United States Ambassador to the United Nations Nikki Haley on Wednesday praised a film documenting the harrowing tribulations of two Holocaust survivors as “a journey toward truth.”

Speaking at the Ambassadors Against BDS event at the UN, Haley contrasted the film, created by Sara Greenberg, with the Boycott, Divestment, Sanctions campaign intended to vilify Israel. “The effort to delegitimize Israel that travels under the name BDS is something very different,” she stated. “It is a movement away from truth and away from history.”

In the film, B-2247, Greenberg seeks to understand the ordeals her maternal grandparents, Joseph and Rila Gringlas, suffered in the Holocaust. Her efforts began as a child when her curiosity was piqued by her grandfather’s Auschwitz concentration camp tattoo, the title of the film.

The Gringlas and Greenberg families traveled to Eastern Europe in 2005 to see the towns where the filmmaker’s grandparents grew up and to visit Auschwitz, where her grandfather was interred. Recalling when he first arrived, Gringlas said, “At night we saw four crematoriums — the sky was all red from burning, from burning.”

“Hate comes into people like a sickness. They think that other people shouldn’t live, and they should live,” Gringlas said while touring the ruins of the crematoriums. “If you allow this to happen, it’s still going on even now after 50 years. We still what’s going on in the world … still coming out of sick people. They want to hate. They want to destroy. They want to kill. People don’t learn nothing, no lesson.”

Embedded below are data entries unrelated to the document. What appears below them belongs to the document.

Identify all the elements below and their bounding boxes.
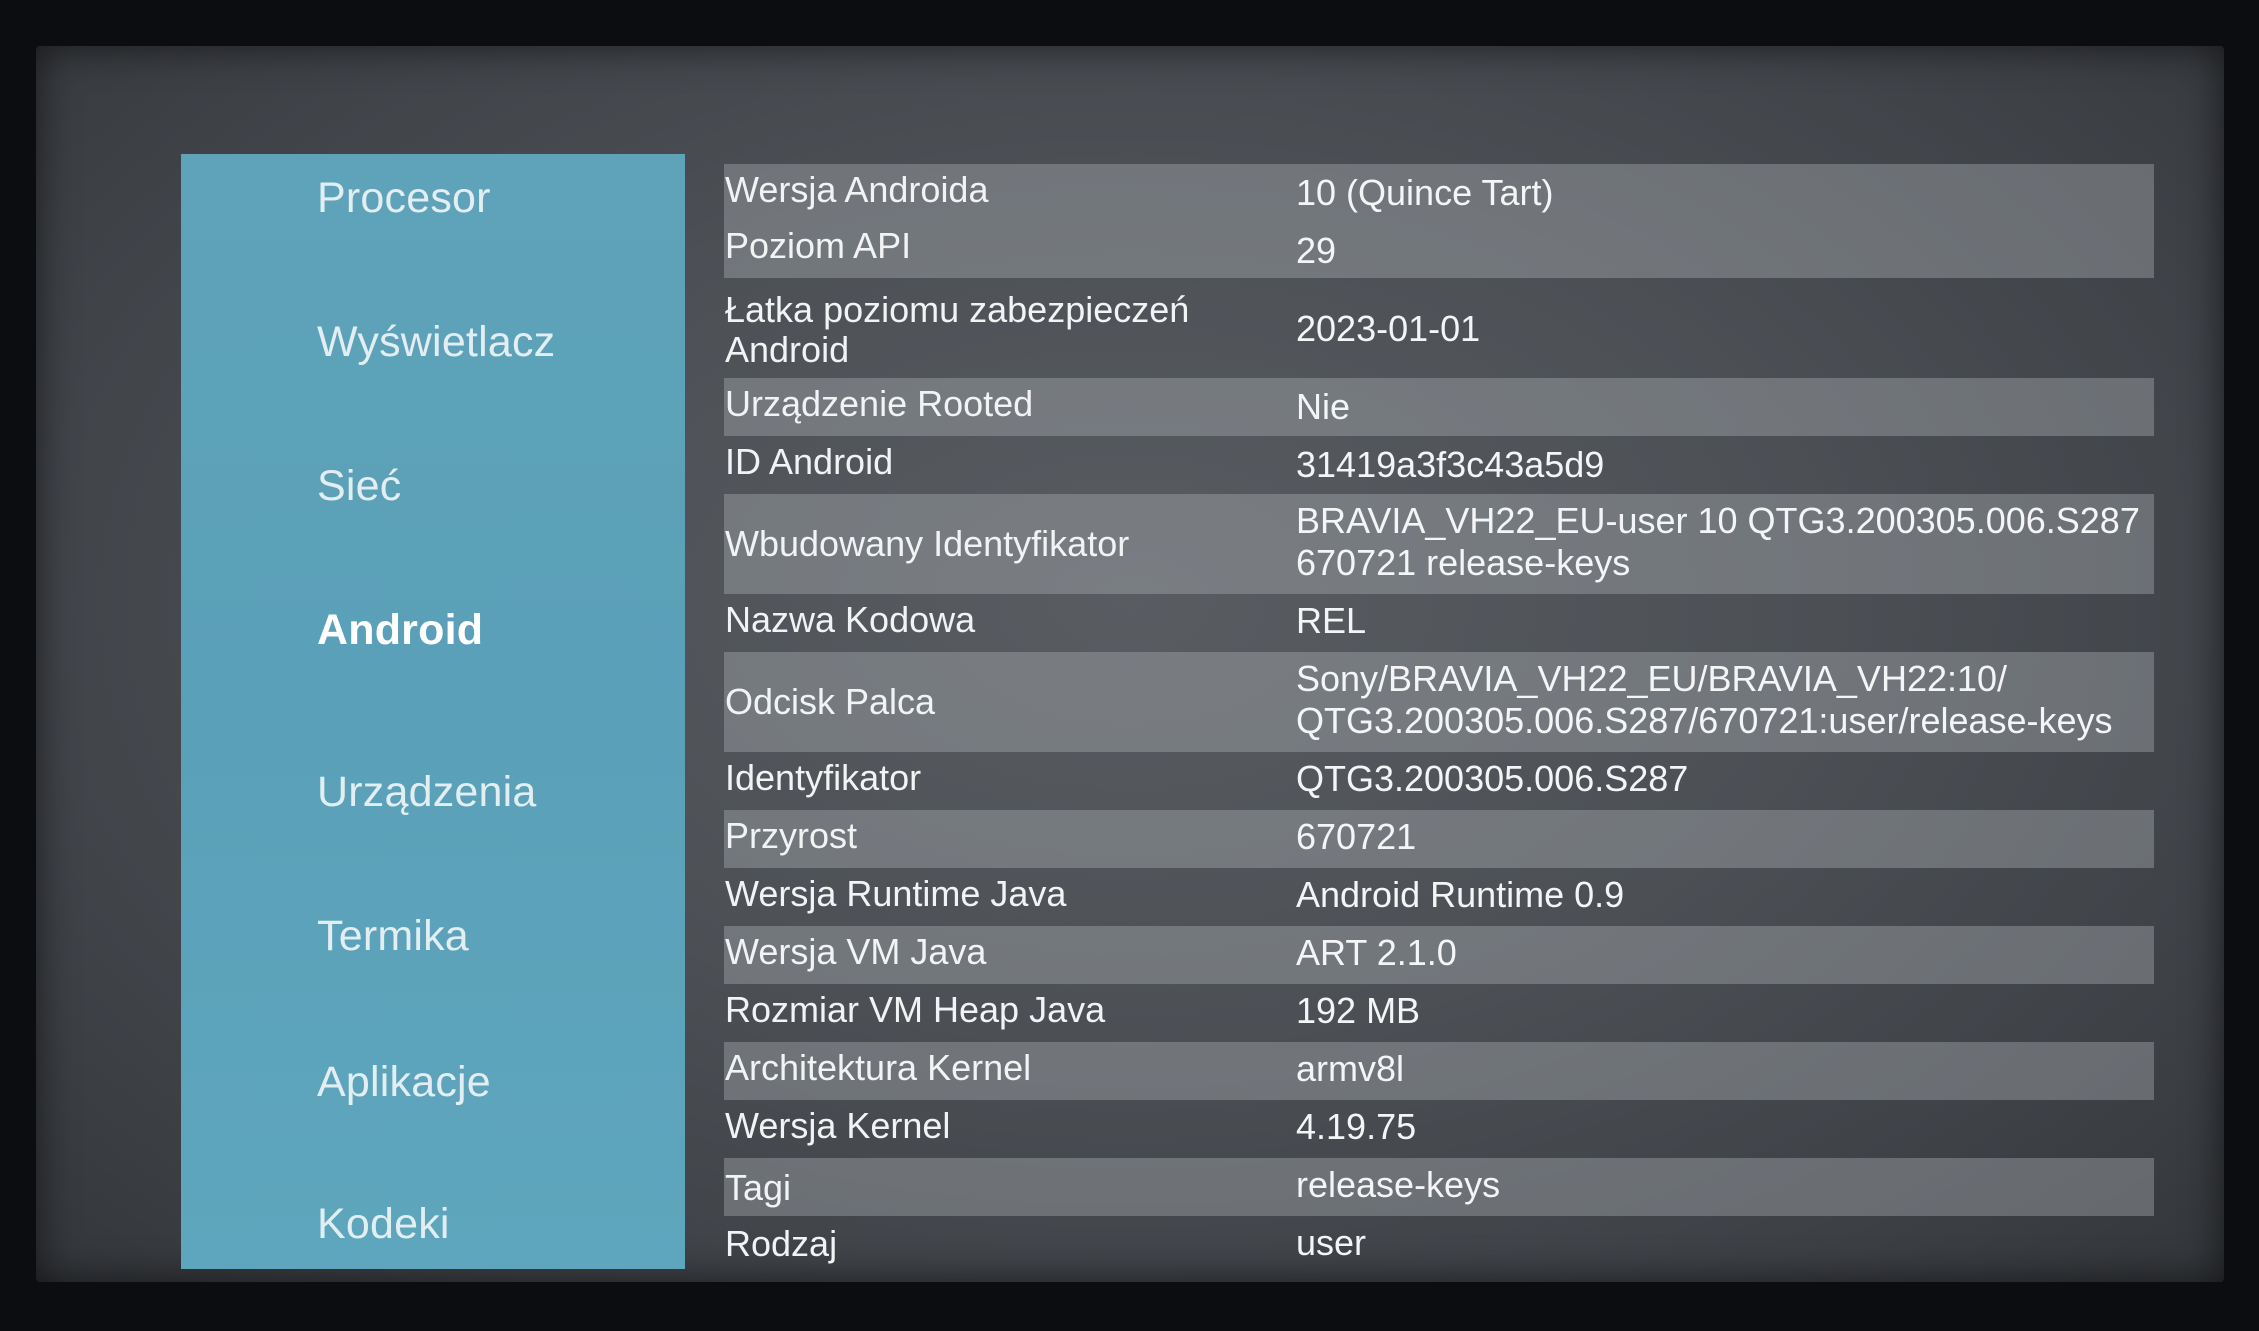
row-label: Wersja Runtime Java bbox=[725, 873, 1067, 914]
row-label: Wersja Androida bbox=[725, 169, 989, 210]
row-value: 4.19.75 bbox=[1296, 1106, 1417, 1147]
table-row: Nazwa Kodowa REL bbox=[724, 594, 2154, 652]
row-label: Urządzenie Rooted bbox=[725, 383, 1034, 424]
row-label: Tagi bbox=[725, 1167, 792, 1208]
row-value: 670721 bbox=[1296, 816, 1417, 857]
row-label: Nazwa Kodowa bbox=[725, 599, 976, 640]
table-row: Identyfikator QTG3.200305.006.S287 bbox=[724, 752, 2154, 810]
row-value: Sony/BRAVIA_VH22_EU/BRAVIA_VH22:10/ QTG3… bbox=[1296, 658, 2113, 741]
sidebar-item-wyswietlacz[interactable]: Wyświetlacz bbox=[317, 318, 555, 367]
sidebar-item-siec[interactable]: Sieć bbox=[317, 462, 401, 511]
table-row: Tagi release-keys bbox=[724, 1158, 2154, 1216]
row-label: Poziom API bbox=[725, 225, 912, 266]
table-row: Odcisk Palca Sony/BRAVIA_VH22_EU/BRAVIA_… bbox=[724, 652, 2154, 752]
row-value: 10 (Quince Tart) bbox=[1296, 172, 1554, 213]
sidebar-item-android[interactable]: Android bbox=[317, 606, 483, 655]
row-value: QTG3.200305.006.S287 bbox=[1296, 758, 1689, 799]
row-value: 31419a3f3c43a5d9 bbox=[1296, 444, 1605, 485]
row-label: ID Android bbox=[725, 441, 894, 482]
row-value: Android Runtime 0.9 bbox=[1296, 874, 1625, 915]
tv-screen: Procesor Wyświetlacz Sieć Android Urządz… bbox=[36, 46, 2224, 1282]
row-value: release-keys bbox=[1296, 1164, 1501, 1205]
row-label: Rodzaj bbox=[725, 1223, 838, 1264]
table-row: Urządzenie Rooted Nie bbox=[724, 378, 2154, 436]
sidebar-item-kodeki[interactable]: Kodeki bbox=[317, 1200, 450, 1249]
table-row: Łatka poziomu zabezpieczeń Android 2023-… bbox=[724, 278, 2154, 378]
table-row: Wersja Androida 10 (Quince Tart) bbox=[724, 164, 2154, 222]
row-value: 2023-01-01 bbox=[1296, 308, 1481, 349]
table-row: Wersja Runtime Java Android Runtime 0.9 bbox=[724, 868, 2154, 926]
row-value: Nie bbox=[1296, 386, 1351, 427]
row-label: Wbudowany Identyfikator bbox=[725, 523, 1130, 564]
table-row: Rozmiar VM Heap Java 192 MB bbox=[724, 984, 2154, 1042]
row-value: ART 2.1.0 bbox=[1296, 932, 1457, 973]
table-row: Poziom API 29 bbox=[724, 222, 2154, 278]
sidebar-item-procesor[interactable]: Procesor bbox=[317, 174, 491, 223]
table-row: Wersja Kernel 4.19.75 bbox=[724, 1100, 2154, 1158]
row-value: user bbox=[1296, 1222, 1367, 1263]
sidebar-item-termika[interactable]: Termika bbox=[317, 912, 469, 961]
row-label: Wersja Kernel bbox=[725, 1105, 951, 1146]
row-label: Odcisk Palca bbox=[725, 681, 936, 722]
row-label: Wersja VM Java bbox=[725, 931, 987, 972]
row-value: BRAVIA_VH22_EU-user 10 QTG3.200305.006.S… bbox=[1296, 500, 2140, 583]
table-row: Architektura Kernel armv8l bbox=[724, 1042, 2154, 1100]
row-value: REL bbox=[1296, 600, 1367, 641]
table-row: ID Android 31419a3f3c43a5d9 bbox=[724, 436, 2154, 494]
sidebar-item-aplikacje[interactable]: Aplikacje bbox=[317, 1058, 491, 1107]
table-row: Rodzaj user bbox=[724, 1216, 2154, 1274]
table-row: Przyrost 670721 bbox=[724, 810, 2154, 868]
category-sidebar: Procesor Wyświetlacz Sieć Android Urządz… bbox=[181, 154, 685, 1269]
sidebar-item-urzadzenia[interactable]: Urządzenia bbox=[317, 768, 537, 817]
table-row: Wbudowany Identyfikator BRAVIA_VH22_EU-u… bbox=[724, 494, 2154, 594]
row-label: Identyfikator bbox=[725, 757, 922, 798]
table-row: Wersja VM Java ART 2.1.0 bbox=[724, 926, 2154, 984]
row-label: Architektura Kernel bbox=[725, 1047, 1032, 1088]
row-label: Łatka poziomu zabezpieczeń Android bbox=[725, 289, 1190, 370]
row-value: 29 bbox=[1296, 230, 1337, 271]
row-value: 192 MB bbox=[1296, 990, 1421, 1031]
row-label: Rozmiar VM Heap Java bbox=[725, 989, 1106, 1030]
row-value: armv8l bbox=[1296, 1048, 1405, 1089]
row-label: Przyrost bbox=[725, 815, 858, 856]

Gringlas returned to Auschwitz in 2013 under slightly different circumstances, accompanied not only by his family, but also by a contingent from the Israel Defense Forces. He expressed his appreciation in an address:

Good morning generals, soldiers, friends and family. It’s difficult to be here in Auschwitz, a place where I witnessed such death and destruction. But it’s an honor to be here with you, the Israeli Defense Forces. Today in Auschwitz I know I have regained dignity. If [the] Jewish state and IDF had existed in the late 1930s, the fate of millions of Jews would have been different. Now we have a Jewish state and a homeland of the Jewish people. And for this I say thank you. Todah Rabba. [Thank you very much.] Am Yisrael Chai. [The people of Israel lives.]